I currently work as a pharmacy buyer at a community hospital as well as Director and Lead instructor for my local junior college’s pharmacy technician program. At my hospital pharmacy, 60% of my coworkers have other jobs. At the junior college, all my fellow instructors work at pharmacies as well. It is quite common in the hospital setting for staff to have multiple jobs. In the hospital setting, collaboration and idea-sharing are more common amongst facilities than in other settings.
Dare to compete with yourself, not the Noncompete agreement!
I used to work for a major retail pharmacy, and in the fifteen years there, I don’t recall ever having a coworker that held another job at another pharmacy. This was because, upon hire, we had all signed a noncompete contract. A noncompete agreement is a contract that prohibits an employee from working for or becoming a competitor for a certain period of time. Many retail employers, including CVS, Walgreens, and Rite Aid, require employees to sign a noncompete agreement so that employees cannot work for a “competitor” during their employment. The specifics of each agreement as well as which entities are deemed “competitors” will vary amongst the companies, so you may want to check the paperwork you signed upon hire or ask your supervisor if the company you work for has employees sign a noncompete agreement (and if so request a copy). Your employer cannot require you to sign a noncompete agreement. However, they have the right to terminate or choose not to hire you if you refuse to sign, depending on your State’s laws.
The map below from Bloomberglaw.com shows state-specific limitations for noncompete agreements.
Inpatient vs. Outpatient pharmacy settings
If you work for a hospital or infusion pharmacy, you can typically work just about anywhere because most hospitals or inpatient facilities do not require employees to sign noncompete agreements.
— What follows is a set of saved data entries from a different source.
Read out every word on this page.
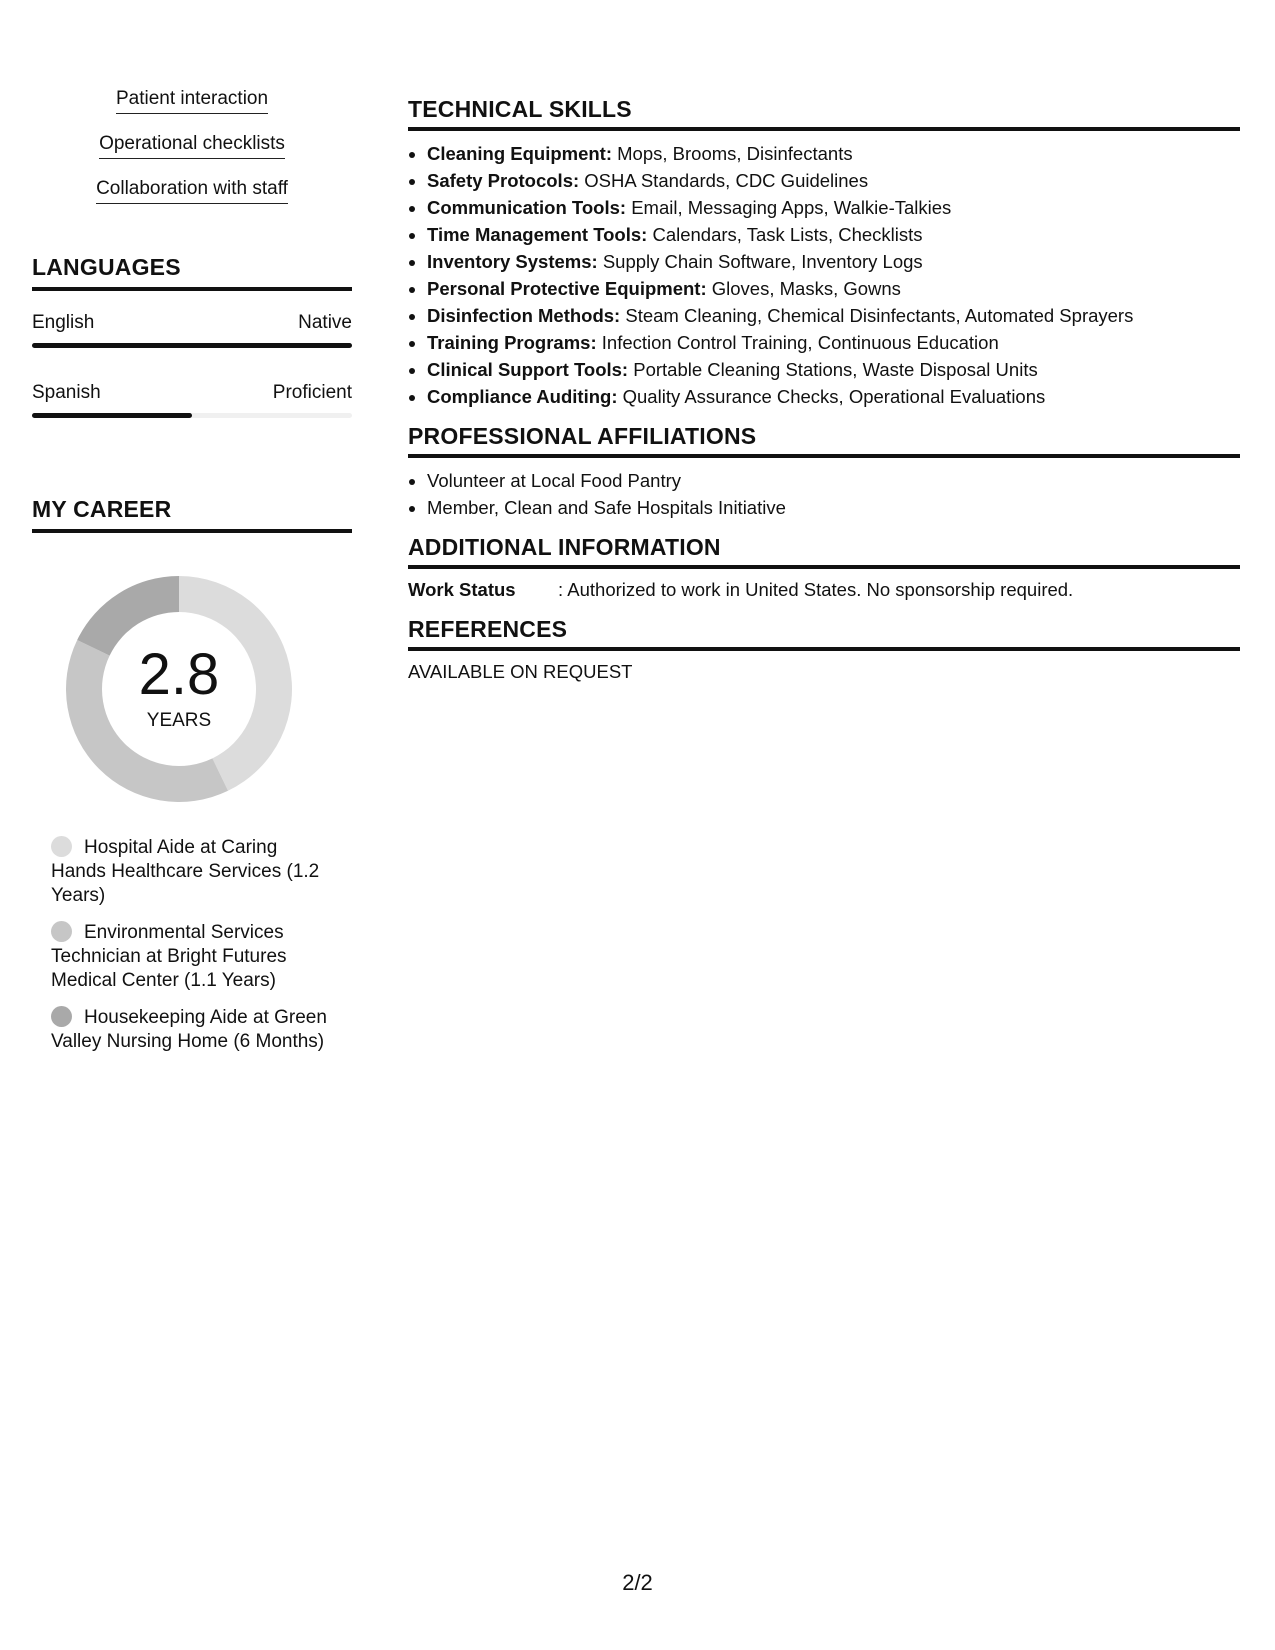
Patient interaction
Operational checklists
Collaboration with staff
LANGUAGES
English	Native
Spanish	Proficient
MY CAREER
2.8
YEARS
Hospital Aide at Caring Hands Healthcare Services (1.2 Years)
Environmental Services Technician at Bright Futures Medical Center (1.1 Years)
Housekeeping Aide at Green Valley Nursing Home (6 Months)
TECHNICAL SKILLS
• Cleaning Equipment: Mops, Brooms, Disinfectants
• Safety Protocols: OSHA Standards, CDC Guidelines
• Communication Tools: Email, Messaging Apps, Walkie-Talkies
• Time Management Tools: Calendars, Task Lists, Checklists
• Inventory Systems: Supply Chain Software, Inventory Logs
• Personal Protective Equipment: Gloves, Masks, Gowns
• Disinfection Methods: Steam Cleaning, Chemical Disinfectants, Automated Sprayers
• Training Programs: Infection Control Training, Continuous Education
• Clinical Support Tools: Portable Cleaning Stations, Waste Disposal Units
• Compliance Auditing: Quality Assurance Checks, Operational Evaluations
PROFESSIONAL AFFILIATIONS
• Volunteer at Local Food Pantry
• Member, Clean and Safe Hospitals Initiative
ADDITIONAL INFORMATION
Work Status	: Authorized to work in United States. No sponsorship required.
REFERENCES
AVAILABLE ON REQUEST
2/2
Finding a second job becomes a little more difficult if you are currently employed at a retail pharmacy and have signed a noncompete agreement. In this situation, you would only be able to accept a second job outside of the parameters of that contract which typically means you would have to work for a non-retail pharmacy that is not considered competition as outlined by your contract. The reality is that it makes your job search that much more difficult because you are drastically reducing the number of open positions you can apply for. In addition to not seeking employment at any other retail pharmacy, many technicians are not considered qualified when applying for hospital technician positions. Getting an inpatient job can be very hard for many technicians if they don’t already have inpatient experience.
Options and Opportunities
The good news is that there are still some options available to technicians who only have retail experience. If you are well versed in insurance billing and adjudication, then a job with a Pharmacy Benefit Management company, such as Express Scripts or Blue Cross, could be a viable option for you.
Another option may be with a Long Term Care pharmacy, as long as it is not a subsidiary of a competing retail pharmacy (for example, Omnicare is owned by CVS, so if you worked for a competitor, you could not work for Omnicare).
No matter what setting you’re in or where you are in your pharmacy career and Advanced Certification, such as those offered by the PTCB, could make you more marketable.
The good news is that regardless of your current employer, there are options out there for pharmacy technicians to work at more than one pharmacy, and now you know you have options and opportunities!